Another major topic of dispute had to do with the Batarians. Many human colonists, some say under the instructions of the Systems Alliance, moved to try and colonize many worlds that had once belonged to the Batarians. Before the Reaper invasion, there were many human/Batarian disputes in the Skyllian Verge. Both races tried to colonize and claim these worlds and neither was willing to come to an agreement. Then, when the invasion began, the Batarians were hit first, and hard. Their race was nearly wiped out, and by the end of the war there were, at the highest estimates, a million of the four-eyed aliens left. Once the smoked cleared, the Batarian refugees that had managed to escape to Council space were left with nowhere to go back to. The mass relay to their homeworld was destroyed and they hardly had the manpower to repair it even if it hadn’t. The refugees were allowed on many worlds, though they never quite belonged.

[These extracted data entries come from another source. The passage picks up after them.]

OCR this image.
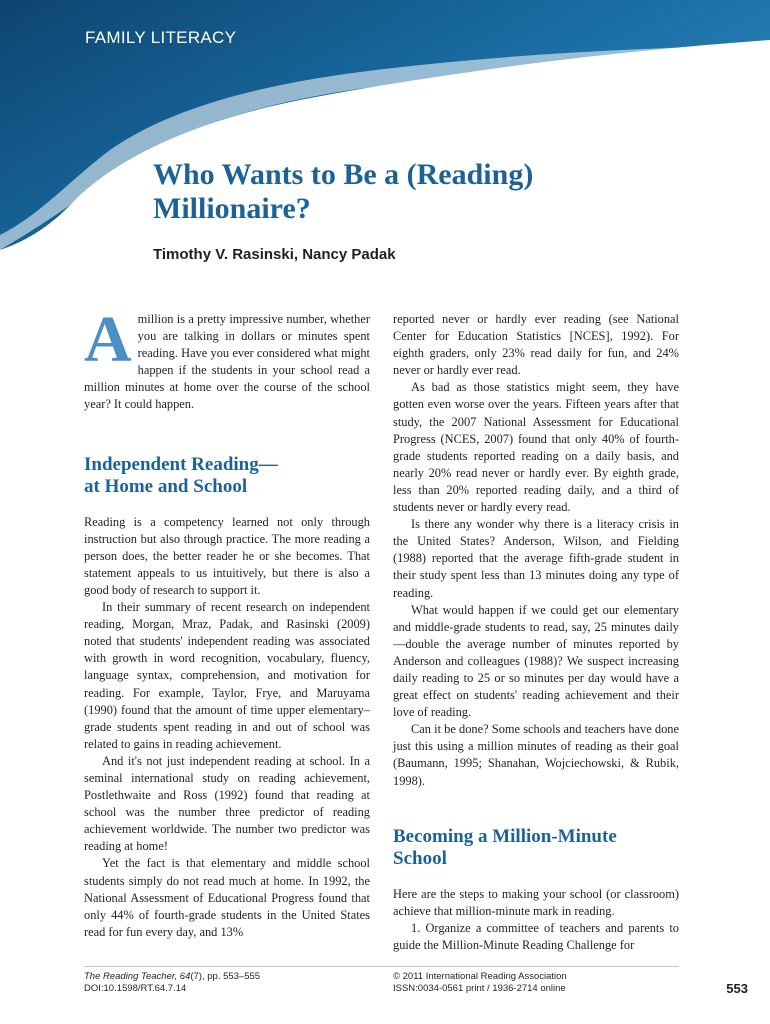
FAMILY LITERACY
Who Wants to Be a (Reading)
Millionaire?
Timothy V. Rasinski, Nancy Padak

Amillion is a pretty impressive number, whether you are talking in dollars or minutes spent reading. Have you ever considered what might happen if the students in your school read a million minutes at home over the course of the school year? It could happen.

Independent Reading—
at Home and School

Reading is a competency learned not only through instruction but also through practice. The more reading a person does, the better reader he or she becomes. That statement appeals to us intuitively, but there is also a good body of research to support it.

In their summary of recent research on independent reading, Morgan, Mraz, Padak, and Rasinski (2009) noted that students' independent reading was associated with growth in word recognition, vocabulary, fluency, language syntax, comprehension, and motivation for reading. For example, Taylor, Frye, and Maruyama (1990) found that the amount of time upper elementary–grade students spent reading in and out of school was related to gains in reading achievement.

And it's not just independent reading at school. In a seminal international study on reading achievement, Postlethwaite and Ross (1992) found that reading at school was the number three predictor of reading achievement worldwide. The number two predictor was reading at home!

Yet the fact is that elementary and middle school students simply do not read much at home. In 1992, the National Assessment of Educational Progress found that only 44% of fourth-grade students in the United States read for fun every day, and 13%

reported never or hardly ever reading (see National Center for Education Statistics [NCES], 1992). For eighth graders, only 23% read daily for fun, and 24% never or hardly ever read.

As bad as those statistics might seem, they have gotten even worse over the years. Fifteen years after that study, the 2007 National Assessment for Educational Progress (NCES, 2007) found that only 40% of fourth-grade students reported reading on a daily basis, and nearly 20% read never or hardly ever. By eighth grade, less than 20% reported reading daily, and a third of students never or hardly every read.

Is there any wonder why there is a literacy crisis in the United States? Anderson, Wilson, and Fielding (1988) reported that the average fifth-grade student in their study spent less than 13 minutes doing any type of reading.

What would happen if we could get our elementary and middle-grade students to read, say, 25 minutes daily—double the average number of minutes reported by Anderson and colleagues (1988)? We suspect increasing daily reading to 25 or so minutes per day would have a great effect on students' reading achievement and their love of reading.

Can it be done? Some schools and teachers have done just this using a million minutes of reading as their goal (Baumann, 1995; Shanahan, Wojciechowski, & Rubik, 1998).

Becoming a Million-Minute
School

Here are the steps to making your school (or classroom) achieve that million-minute mark in reading.

1. Organize a committee of teachers and parents to guide the Million-Minute Reading Challenge for

The Reading Teacher, 64(7), pp. 553–555
DOI:10.1598/RT.64.7.14
© 2011 International Reading Association
ISSN:0034-0561 print / 1936-2714 online	553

Then, in 2199, a Batarian named Esab-ba Ishno sent out a call to his fellows; they needed to reclaim what was rightfully theirs. Though they couldn’t reach their homeworld, several systems in the Skyllian Verge were already realigned with the mass relays. The only problem was that these worlds had already been claimed by human colonists. The ownership of the said planets had been disputed by the two races before the invasion of the Reapers and in the aftermath, with hardly any Batarians left in the galaxy left to argue, the humans moved in. However, under Ishno’s rallying call, many decided that they no longer wanted to just live other’s worlds; they wanted some of their own. Much of the Citadel Council was behind the Batarians; some because they felt for the refugees and others because they just wanted the gruff aliens off their planets.
At first the human colonists were unwilling to even negotiate with Citadel ambassadors. They insisted that they had claimed what was rightfully theirs. The dislike between the two species had not healed over the years and the humans didn’t want four-eyed aliens on their planets. The System Alliance began to receive a lot of heat from the other Citadel races but the Alliance replied that they had little control over these colonists. This response wasn’t taken well by the rest of the Council and in the end, the Alliance said they would “do what they could.” Eventually, the colonists proposed a deal that would allow the Batarians on their planets, but under the already in place governments.

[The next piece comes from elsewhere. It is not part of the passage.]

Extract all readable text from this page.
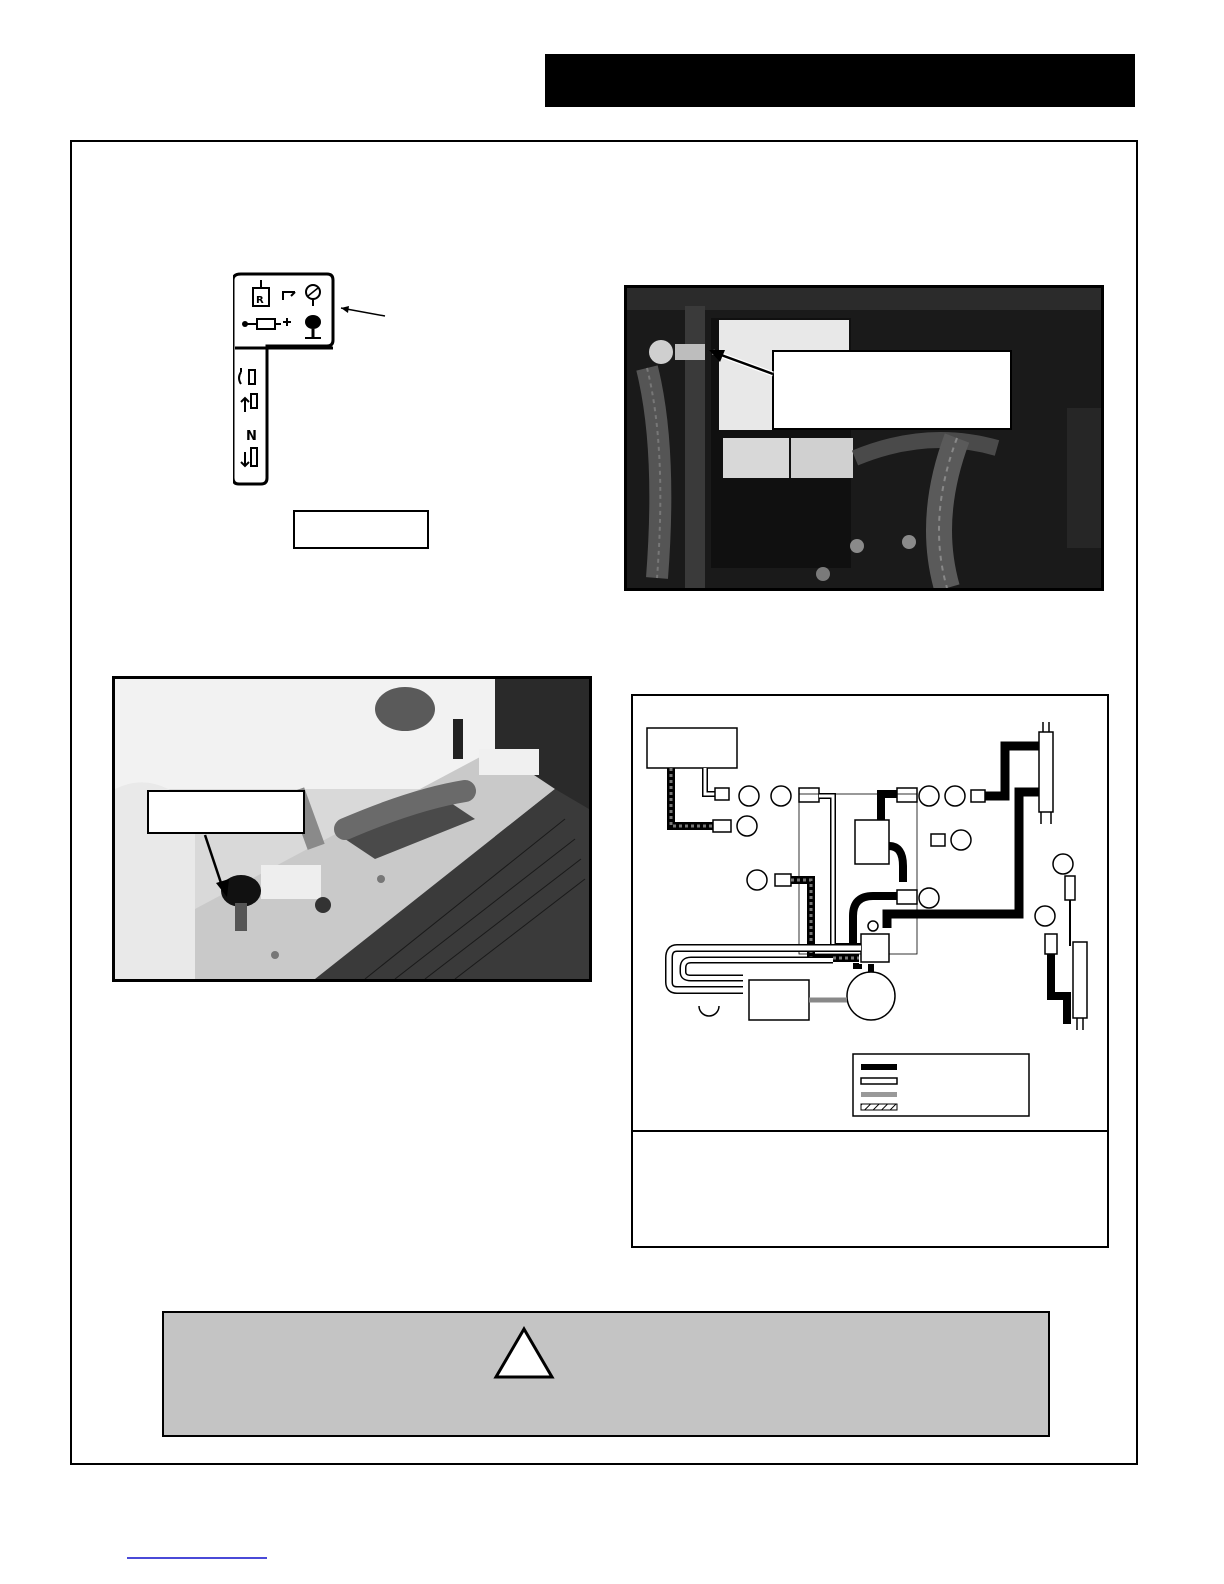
R
N
!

The deal infuriated Ishno and his followers; they believed that the systems were theirs and they gained nothing by moving. They wanted to govern themselves, not live under the rules of others, and they wanted to do it on their old planets.Whether this was because they felt some sentimental value towards them or just despised the fact that the humans now held them wasn’t clear, but what was clear was that they weren’t going to accept the deal.
For some reason or another, the Salarian Councilor took the Batarians’ case and pushed for the Turian and Asari councilors to follow her urges. Although she was suspicious as to what Councilor Arish’s true motives were, Asari Councilor Vasira could not deny that the Batarians had a legitimate case and she felt that they should have their own world. In the end, a vote of 3-1 in favor of the Batarians forced the human colonists to surrender one of their planets. The humans were furious about this, especially at the Salarians. This was the second time that the two races were at odds with each other over major issues and was certainly a sign of things to come.